Après avoir festoyé comme il se doit pour son 50e anniversaire, la Maison des arts Desjardins doit désormais se tourner les yeux vers l'avenir.
La directrice générale de la Maison des arts, Marie-Pierre Simoneau, décrit le week-end des festivités entourant le cinquantième comme étant impeccable. «On voulait faire découvrir la Maison des arts sans faire de portes ouvertes mais en la faisant exploser de couleurs. On a travaillé fort, et je suis très fière de ce qui a été accompli.»
Les objectifs que l'équipe s'était fixés au tout début des démarches, comme créer un événement intergénérationnel et dynamique, ont été respectés. «Nous voulions miser sur les talents locaux et intégrer les organismes résidents comme Mackinaw, entre autres.
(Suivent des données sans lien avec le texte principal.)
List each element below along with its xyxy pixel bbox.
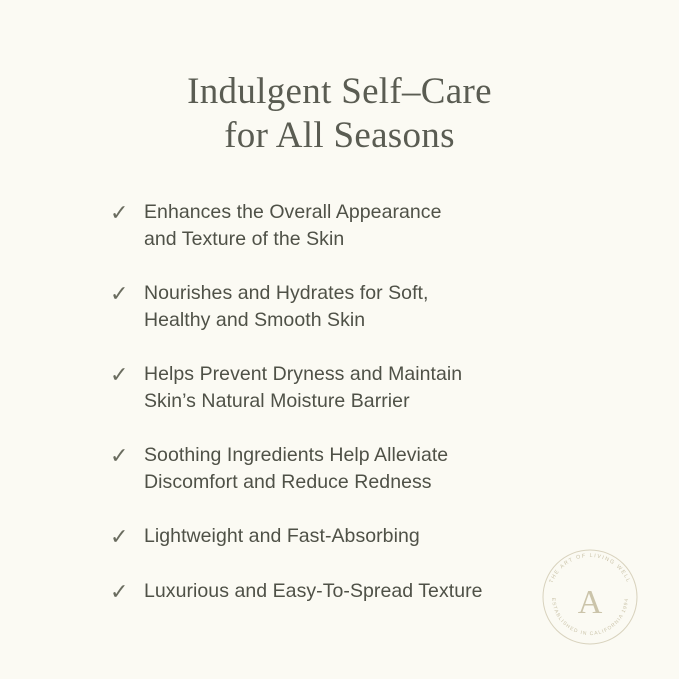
check-icon: ✓ (110, 579, 129, 605)
benefit-text (144, 442, 448, 496)
check-icon: ✓ (110, 362, 129, 388)
page-title-line-1: Indulgent Self–Care (187, 71, 492, 112)
check-icon: ✓ (110, 200, 129, 226)
benefit-line-1: Soothing Ingredients Help Alleviate (144, 444, 449, 467)
benefit-text (144, 578, 483, 605)
page-title-line-2: for All Seasons (224, 114, 455, 156)
benefit-line-2: Discomfort and Reduce Redness (144, 471, 432, 494)
check-icon: ✓ (110, 524, 129, 550)
benefit-line-2: and Texture of the Skin (144, 228, 345, 251)
benefit-text (144, 361, 462, 415)
benefit-line-1: Helps Prevent Dryness and Maintain (144, 363, 463, 386)
benefit-line-1: Enhances the Overall Appearance (144, 201, 442, 224)
benefit-line-1: Luxurious and Easy-To-Spread Texture (144, 580, 483, 603)
benefit-text (144, 523, 420, 550)
brand-logo (536, 543, 644, 651)
list-item (110, 199, 619, 253)
check-icon: ✓ (110, 281, 129, 307)
logo-top-text: THE ART OF LIVING WELL (548, 552, 632, 585)
benefit-text (144, 199, 442, 253)
list-item (110, 442, 619, 496)
benefit-text (144, 280, 428, 334)
benefit-line-1: Lightweight and Fast-Absorbing (144, 525, 420, 548)
benefit-line-2: Healthy and Smooth Skin (144, 309, 366, 332)
list-item (110, 361, 619, 415)
list-item (110, 280, 619, 334)
page-title (0, 0, 679, 157)
benefit-line-2: Skin’s Natural Moisture Barrier (144, 390, 410, 413)
logo-bottom-text: ESTABLISHED IN CALIFORNIA 1994 (549, 597, 631, 638)
logo-monogram: A (577, 584, 603, 621)
check-icon: ✓ (110, 443, 129, 469)
benefit-line-1: Nourishes and Hydrates for Soft, (144, 282, 429, 305)
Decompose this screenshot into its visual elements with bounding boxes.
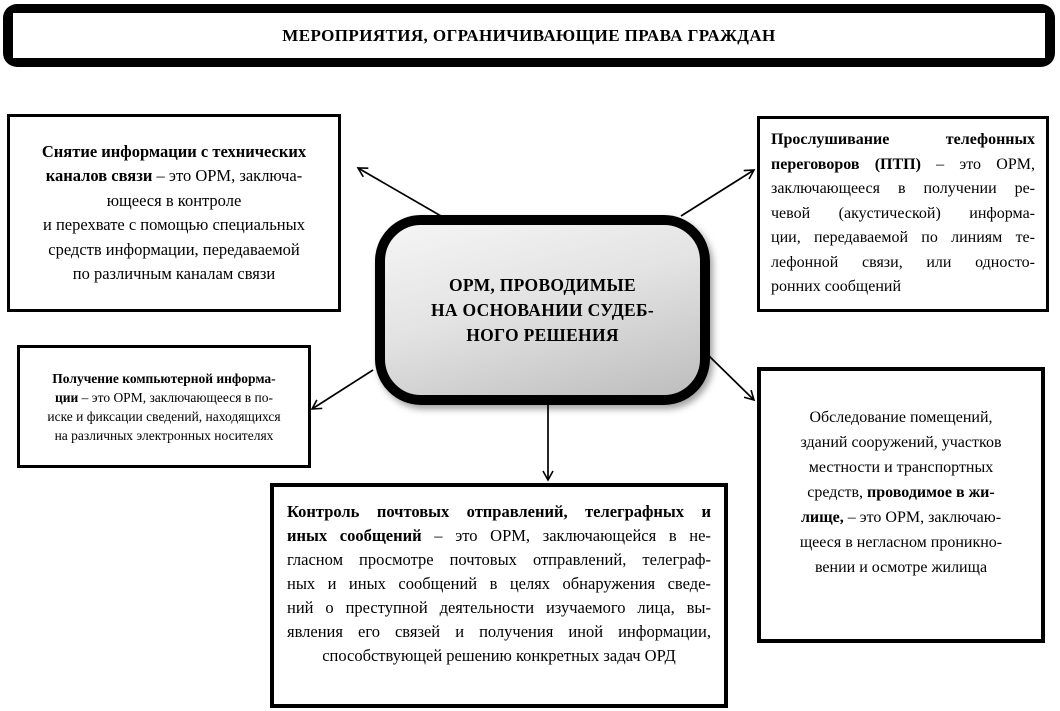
- central-node-orm-court-decision: ОРМ, ПРОВОДИМЫЕ НА ОСНОВАНИИ СУДЕБ- НОГО РЕШЕНИЯ: [375, 215, 710, 405]
- arrow-to-computer-information: [312, 370, 373, 409]
- node-computer-information: Получение компьютерной информа- ции – это ОРМ, заключающееся в по- иске и фиксации сведений, находящихся на различных электронных носителях: [17, 345, 311, 468]
- diagram-title: МЕРОПРИЯТИЯ, ОГРАНИЧИВАЮЩИЕ ПРАВА ГРАЖДАН: [13, 13, 1045, 58]
- node-technical-channels: Снятие информации с технических каналов связи – это ОРМ, заключа- ющееся в контроле и перехвате с помощью специальных средств информации, передаваемой по различным каналам связи: [7, 114, 341, 312]
- node-mail-control: Контроль почтовых отправлений, телеграфных и иных сообщений – это ОРМ, заключающейся в не- гласном просмотре почтовых отправлений, телеграф- ных и иных сообщений в целях обнаружения сведе- ний о преступной деятельности изучаемого лица, вы- явления его связей и получения иной информации, способствующей решению конкретных задач ОРД: [270, 483, 728, 708]
- arrow-to-premises-inspection: [707, 354, 754, 400]
- arrow-to-phone-tapping: [681, 170, 754, 216]
- node-phone-tapping: Прослушивание телефонных переговоров (ПТП) – это ОРМ, заключающееся в получении ре- чевой (акустической) информа- ции, передаваемой по линиям те- лефонной связи, или односто- ронних сообщений: [757, 116, 1049, 312]
- arrow-to-technical-channels: [358, 168, 441, 216]
- node-premises-inspection: Обследование помещений, зданий сооружений, участков местности и транспортных средств, проводимое в жи- лище, – это ОРМ, заключаю- щееся в негласном проникно- вении и осмотре жилища: [757, 367, 1045, 643]
- title-banner: [3, 4, 1055, 67]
Ça a été réussi! Mickaël Gouin et Léane Labrèche-Dor ont vraiment répondu aux attentes avec Champagne, pogos et tuxedo, expose la directrice, en précisant que c'est la première fois qu'un tel spectacle est organisé à la Maison des arts.
D'après elle, cet anniversaire a jeté les bases pour le futur. «Des gens qui n'ont jamais passé les portes de la Maison des arts étaient présents samedi. Ça amène un rayonnement qu'il n'y a pas eu depuis un petit bout de temps. Je pense qu'il y a des gens qui ne nous regarderons plus de la même façon.»
Le défi des diffuseurs
Selon Marie-Pierre Simoneau, le principal défi qui attend la Maison des arts Desjardins (comme tous les diffuseurs) est celui de renouveler la clientèle, et de la fidéliser autant que possible. «Les jeunes adultes, par exemple, sont une clientèle volage et qui a moins d'argent que les personnes plus âgées. Ils sont passionnés et vont investir de l'argent dans des choses qui les passionnent. Nous devons leur proposer des choses qui vont vraiment les allumer», explique la directrice. L'administration a aussi les jeunes enfants et les adolescents dans la mire. «Il faut mettre les bouchées doubles et initier les jeunes très tôt, dans l'espoir de bâtir une clientèle poussée vers la culture.»